Pontiac High School is receiving global attention for its efforts to save endangered species

Local News

PONTIAC, Ill. — A Central Illinois school is getting global attention after years of working to save animals.

For the past 6 years students in Paul Ritter’s Pontiac Township High School class have been treating animals by saving them from going extinct. 

Recently they turned their attention to alligator snapping turtles, and because of those efforts they have been nominated for the Indianapolis prize.

“They (alligator snapping turtles) were endangered, there were no more left in Illinois,” said Senior, Lauren Durham. “We got them when they were babies, and we have been raising them until they are old and big enough to be released into the wild.”

The Indianapolis Prize is a biennial award that shines a spotlight on anyone in the world doing what they can to protect endangered species.

“To know that your kids are global game changers,” said Ritter. “That is the greatest feeling in the world.”

The students are being nominated for their work to reintroduce the snapping turtles to their natural habitat. If Ritter’s class wins it gets a $250,000 prize, but he says, just being recognized is reward enough. 
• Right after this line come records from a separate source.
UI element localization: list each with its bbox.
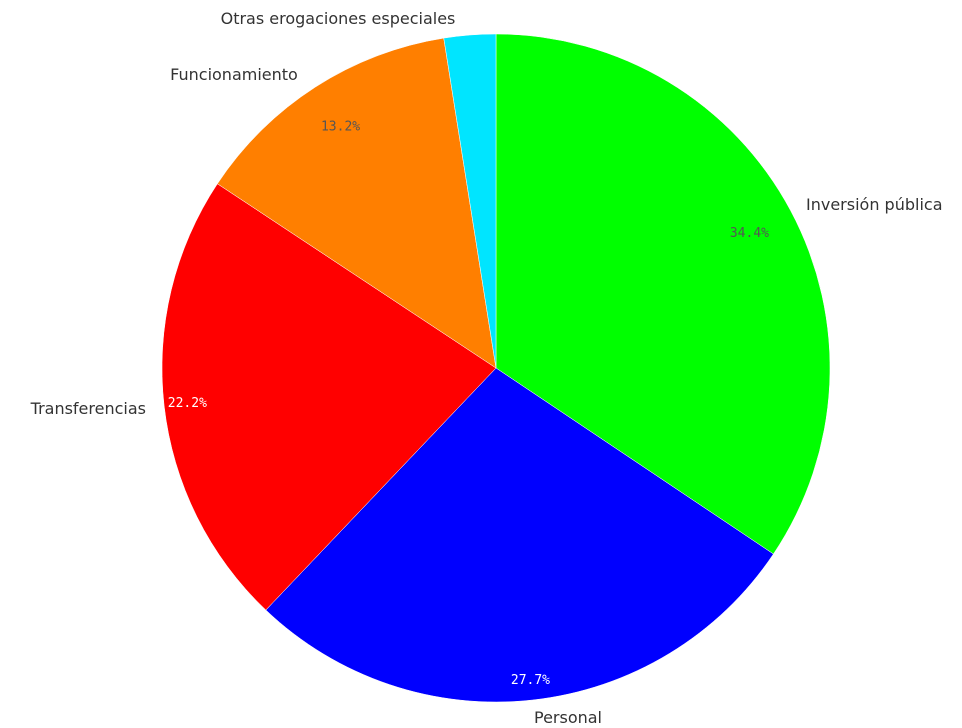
pie-category-label-otras-erogaciones-especiales: Otras erogaciones especiales — [221, 9, 456, 28]
pie-category-label-inversion-publica: Inversión pública — [806, 195, 943, 214]
pie-slice-personal[interactable] — [265, 367, 774, 703]
pie-pct-label-transferencias: 22.2% — [168, 396, 207, 411]
pie-category-label-funcionamiento: Funcionamiento — [170, 65, 298, 84]
pie-category-label-personal: Personal — [534, 708, 602, 727]
pie-pct-label-inversion-publica: 34.4% — [730, 226, 769, 241]
pie-pct-label-personal: 27.7% — [511, 673, 550, 688]
pie-slice-transferencias[interactable] — [161, 183, 497, 611]
pie-pct-label-funcionamiento: 13.2% — [321, 119, 360, 134]
pie-slice-inversion-publica[interactable] — [495, 33, 831, 555]
pie-slices — [161, 33, 831, 703]
pie-slice-funcionamiento[interactable] — [217, 37, 497, 369]
pie-labels: 34.4% Inversión pública 27.7% Personal 22.2%… — [30, 9, 943, 727]
pie-category-label-transferencias: Transferencias — [30, 399, 146, 418]
pie-slice-otras-erogaciones-especiales[interactable] — [443, 33, 497, 369]
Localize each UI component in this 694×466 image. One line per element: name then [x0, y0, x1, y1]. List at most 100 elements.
“Kids want to be heard,” said Ritter. “They want to know that what they are doing means something and is making a difference, and being recognized for the indy prize just gives them the feed back that “hey, keep rocking and rolling because this is going to be good.”

Although this is Lauren Durham’s last year, she says she plans to take what she’s learned to the next level.

“I want to go into something science related, like what mr. Ritter does,” said Durham. “I think it’s just preparing me even more for what’s ahead and i am very excited.”

Ritter and his class are one of 31 nominees worldwide in line for this award. They will know if they win it in September of 2020.